What does this loss function mean? In the regression example at the very beginning, the mean square error was intuitively clear. This is not the case with cross-entropy. Have you ever thought about why cross-entropy loss is defined this way? By looking at this formula only, it is almost impossible to figure out.

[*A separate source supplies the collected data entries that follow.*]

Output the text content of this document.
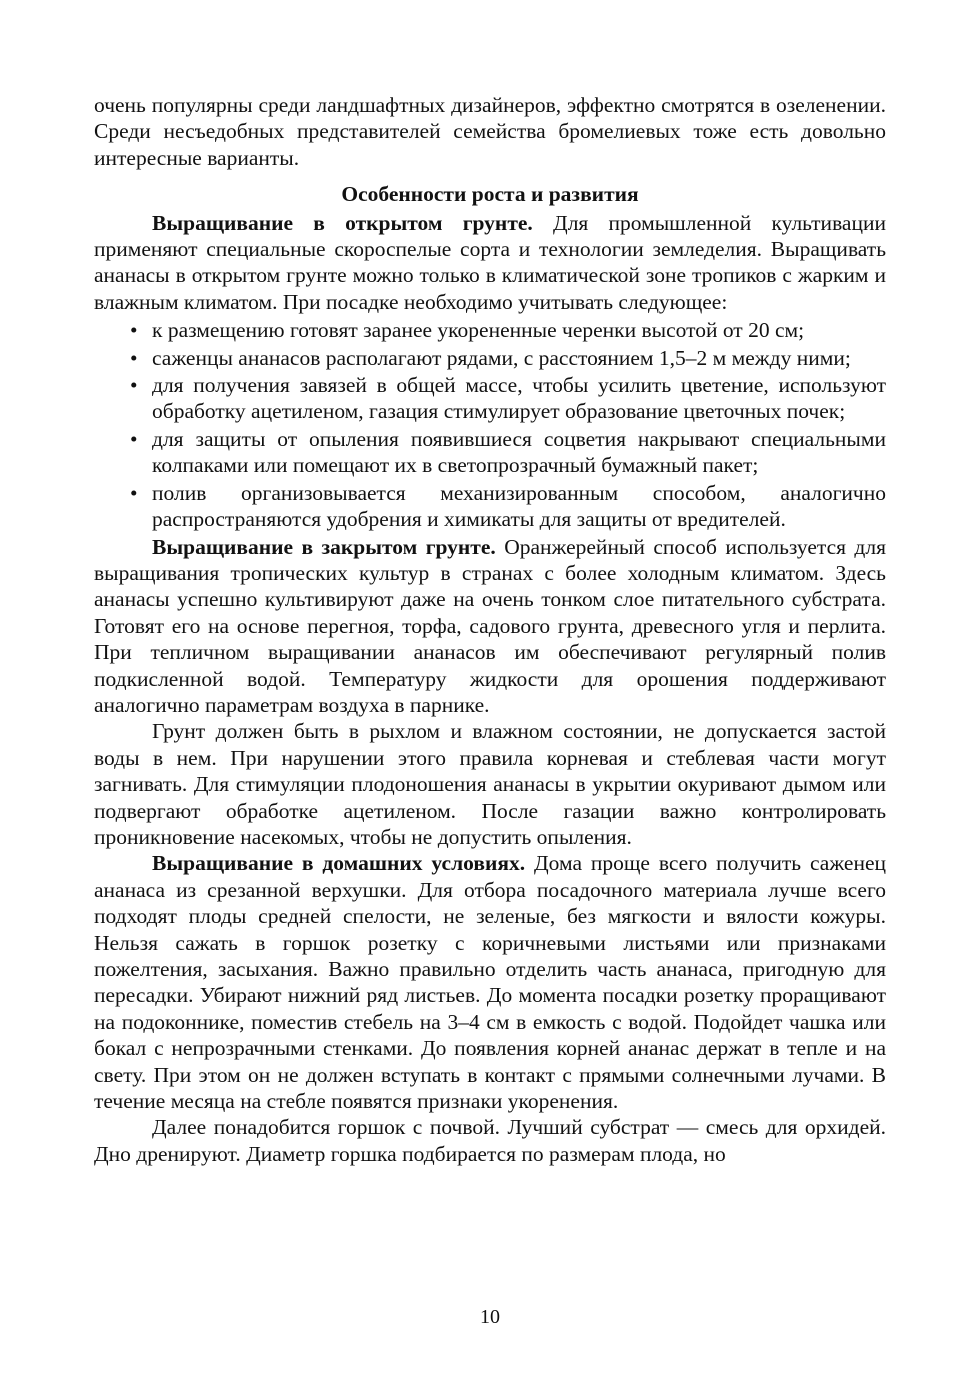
очень популярны среди ландшафтных дизайнеров, эффектно смотрятся в озеленении. Среди несъедобных представителей семейства бромелиевых тоже есть довольно интересные варианты.

Особенности роста и развития

Выращивание в открытом грунте. Для промышленной культивации применяют специальные скороспелые сорта и технологии земледелия. Выращивать ананасы в открытом грунте можно только в климатической зоне тропиков с жарким и влажным климатом. При посадке необходимо учитывать следующее:

• к размещению готовят заранее укорененные черенки высотой от 20 см;
• саженцы ананасов располагают рядами, с расстоянием 1,5–2 м между ними;
• для получения завязей в общей массе, чтобы усилить цветение, используют обработку ацетиленом, газация стимулирует образование цветочных почек;
• для защиты от опыления появившиеся соцветия накрывают специальными колпаками или помещают их в светопрозрачный бумажный пакет;
• полив организовывается механизированным способом, аналогично распространяются удобрения и химикаты для защиты от вредителей.

Выращивание в закрытом грунте. Оранжерейный способ используется для выращивания тропических культур в странах с более холодным климатом. Здесь ананасы успешно культивируют даже на очень тонком слое питательного субстрата. Готовят его на основе перегноя, торфа, садового грунта, древесного угля и перлита. При тепличном выращивании ананасов им обеспечивают регулярный полив подкисленной водой. Температуру жидкости для орошения поддерживают аналогично параметрам воздуха в парнике.

Грунт должен быть в рыхлом и влажном состоянии, не допускается застой воды в нем. При нарушении этого правила корневая и стеблевая части могут загнивать. Для стимуляции плодоношения ананасы в укрытии окуривают дымом или подвергают обработке ацетиленом. После газации важно контролировать проникновение насекомых, чтобы не допустить опыления.

Выращивание в домашних условиях. Дома проще всего получить саженец ананаса из срезанной верхушки. Для отбора посадочного материала лучше всего подходят плоды средней спелости, не зеленые, без мягкости и вялости кожуры. Нельзя сажать в горшок розетку с коричневыми листьями или признаками пожелтения, засыхания. Важно правильно отделить часть ананаса, пригодную для пересадки. Убирают нижний ряд листьев. До момента посадки розетку проращивают на подоконнике, поместив стебель на 3–4 см в емкость с водой. Подойдет чашка или бокал с непрозрачными стенками. До появления корней ананас держат в тепле и на свету. При этом он не должен вступать в контакт с прямыми солнечными лучами. В течение месяца на стебле появятся признаки укоренения.

Далее понадобится горшок с почвой. Лучший субстрат — смесь для орхидей. Дно дренируют. Диаметр горшка подбирается по размерам плода, но

10
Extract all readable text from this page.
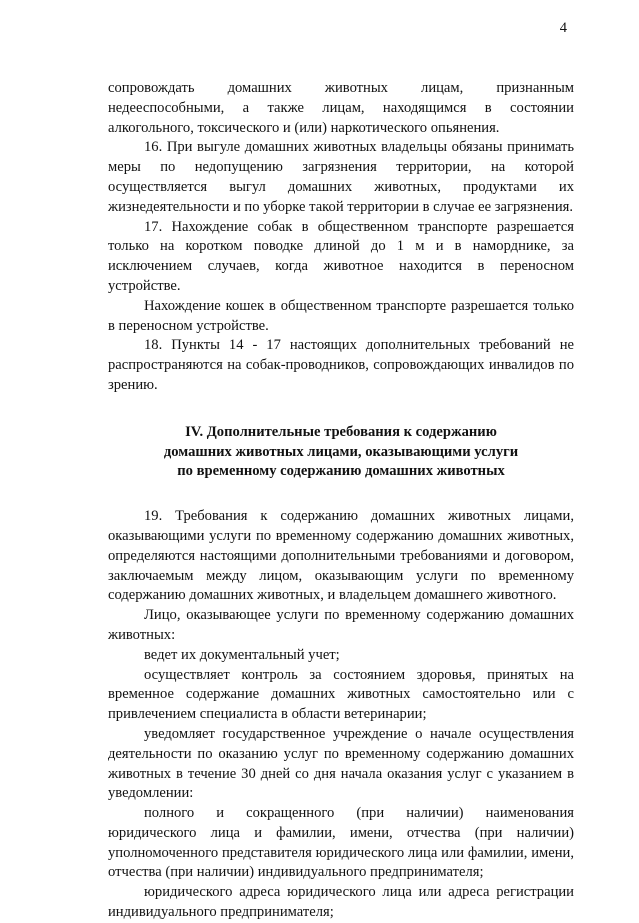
4

сопровождать домашних животных лицам, признанным недееспособными, а также лицам, находящимся в состоянии алкогольного, токсического и (или) наркотического опьянения.

16. При выгуле домашних животных владельцы обязаны принимать меры по недопущению загрязнения территории, на которой осуществляется выгул домашних животных, продуктами их жизнедеятельности и по уборке такой территории в случае ее загрязнения.

17. Нахождение собак в общественном транспорте разрешается только на коротком поводке длиной до 1 м и в наморднике, за исключением случаев, когда животное находится в переносном устройстве.

Нахождение кошек в общественном транспорте разрешается только в переносном устройстве.

18. Пункты 14 - 17 настоящих дополнительных требований не распространяются на собак-проводников, сопровождающих инвалидов по зрению.

IV. Дополнительные требования к содержанию
домашних животных лицами, оказывающими услуги
по временному содержанию домашних животных

19. Требования к содержанию домашних животных лицами, оказывающими услуги по временному содержанию домашних животных, определяются настоящими дополнительными требованиями и договором, заключаемым между лицом, оказывающим услуги по временному содержанию домашних животных, и владельцем домашнего животного.

Лицо, оказывающее услуги по временному содержанию домашних животных:

ведет их документальный учет;

осуществляет контроль за состоянием здоровья, принятых на временное содержание домашних животных самостоятельно или с привлечением специалиста в области ветеринарии;

уведомляет государственное учреждение о начале осуществления деятельности по оказанию услуг по временному содержанию домашних животных в течение 30 дней со дня начала оказания услуг с указанием в уведомлении:

полного и сокращенного (при наличии) наименования юридического лица и фамилии, имени, отчества (при наличии) уполномоченного представителя юридического лица или фамилии, имени, отчества (при наличии) индивидуального предпринимателя;

юридического адреса юридического лица или адреса регистрации индивидуального предпринимателя;
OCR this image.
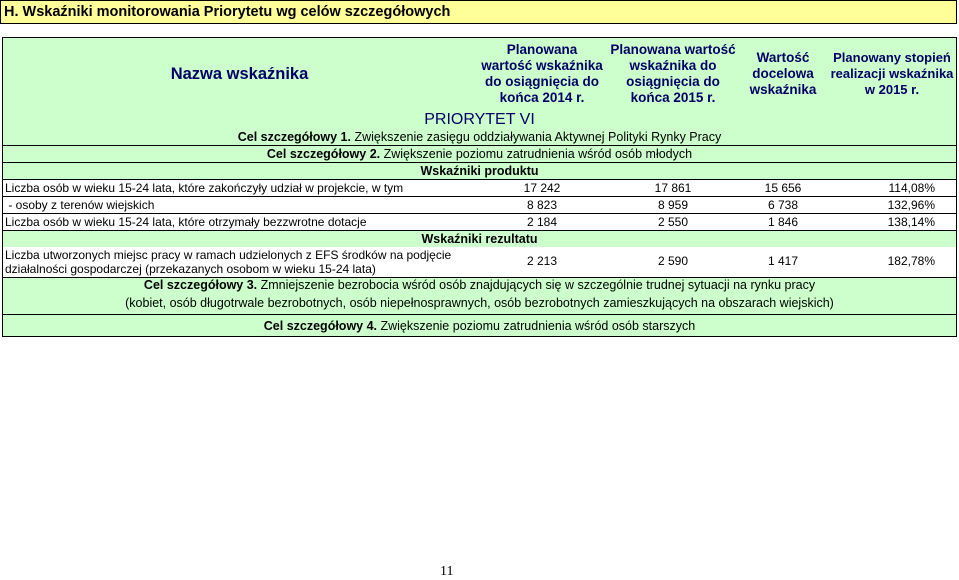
H. Wskaźniki monitorowania Priorytetu wg celów szczegółowych
Nazwa wskaźnika	Planowana wartość wskaźnika do osiągnięcia do końca 2014 r.	Planowana wartość wskaźnika do osiągnięcia do końca 2015 r.	Wartość docelowa wskaźnika	Planowany stopień realizacji wskaźnika w 2015 r.
PRIORYTET VI				
Cel szczegółowy 1. Zwiększenie zasięgu oddziaływania Aktywnej Polityki Rynky Pracy				
Cel szczegółowy 2. Zwiększenie poziomu zatrudnienia wśród osób młodych				
Wskaźniki produktu				
Liczba osób w wieku 15-24 lata, które zakończyły udział w projekcie, w tym	17 242	17 861	15 656	114,08%
- osoby z terenów wiejskich	8 823	8 959	6 738	132,96%
Liczba osób w wieku 15-24 lata, które otrzymały bezzwrotne dotacje	2 184	2 550	1 846	138,14%
Wskaźniki rezultatu				
Liczba utworzonych miejsc pracy w ramach udzielonych z EFS środków na podjęcie działalności gospodarczej (przekazanych osobom w wieku 15-24 lata)	2 213	2 590	1 417	182,78%
Cel szczegółowy 3. Zmniejszenie bezrobocia wśród osób znajdujących się w szczególnie trudnej sytuacji na rynku pracy				
(kobiet, osób długotrwale bezrobotnych, osób niepełnosprawnych, osób bezrobotnych zamieszkujących na obszarach wiejskich)				
Cel szczegółowy 4. Zwiększenie poziomu zatrudnienia wśród osób starszych				
11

If we look at the classification problem from the perspective we have gained in the previous sections, we can solve this binary classification problem by fitting a Bernoulli distribution to each $\textstyle x$. That is, we model our data with

$P_Y(y | X = x, a, b) = \text{Bernoulli}\big(\sigma(ax + b)\big).$

For the likelihood function, we have

$\begin{align*} P_{\vec{Y}}(\vec{y} | \vec{X} = \vec{x}, a, b) &= \prod_{i=1}^{n} P_{Y_i}(y_i | x_i, a, b) \\ &= \prod_{i=1}^{n} \text{Bernoulli}\big( f(x_i) \big) \\ &= \prod_{i=1}^{n} f(x_i)^{y_i} \big(1 - f(x_i) \big)^{1 - y_i} \\ &= \prod_{i=1}^{n} \sigma(ax_i + b)^{y_i} \big( 1 - \sigma(ax_i + b) \big)^{1 - y_i}. \end{align*}$

After taking logarithms like before, we obtain

$P_{\vec{Y}}(\vec{y} | \vec{X} = \vec{x}, a, b) = \sum_{i=1}^{n} \bigg[ y_i \log f(x_i) + (1 - y_i) \log \big( 1 - f(x_i) \big) \bigg],$

which is the negative of cross-entropy loss! All of a sudden, this mysterious formula filled with logarithms has a clear explanation. Minimizing the cross-entropy loss is simply modeling our data with Bernoulli distributions and taking the maximum likelihood estimate.

## Summary

When working with machine learning algorithms for problems such as classification and regression, we usually formulate questions in our spoken language like "What will be the price of this stock tomorrow?", "Is this a negative or positive comment?" and so on. I aimed to show that many of these algorithms are doing much more: they provide a deep statistical understanding of the underlying problem. Instead of simply estimating the stock price tomorrow, they can provide much more information than a simple prediction. We have seen that the fundamental objects of machine learning such as linear regression, binary classification with logistic regression, mean square error, and cross-entropy loss are all arising from very natural ideas in a statistical setting.

This is just the tip of the iceberg. Although we have seen only the most basic models, even the most advanced deep neural networks are built on these foundations. If you have understood these fundamentals, you are now one big step closer to master machine learning.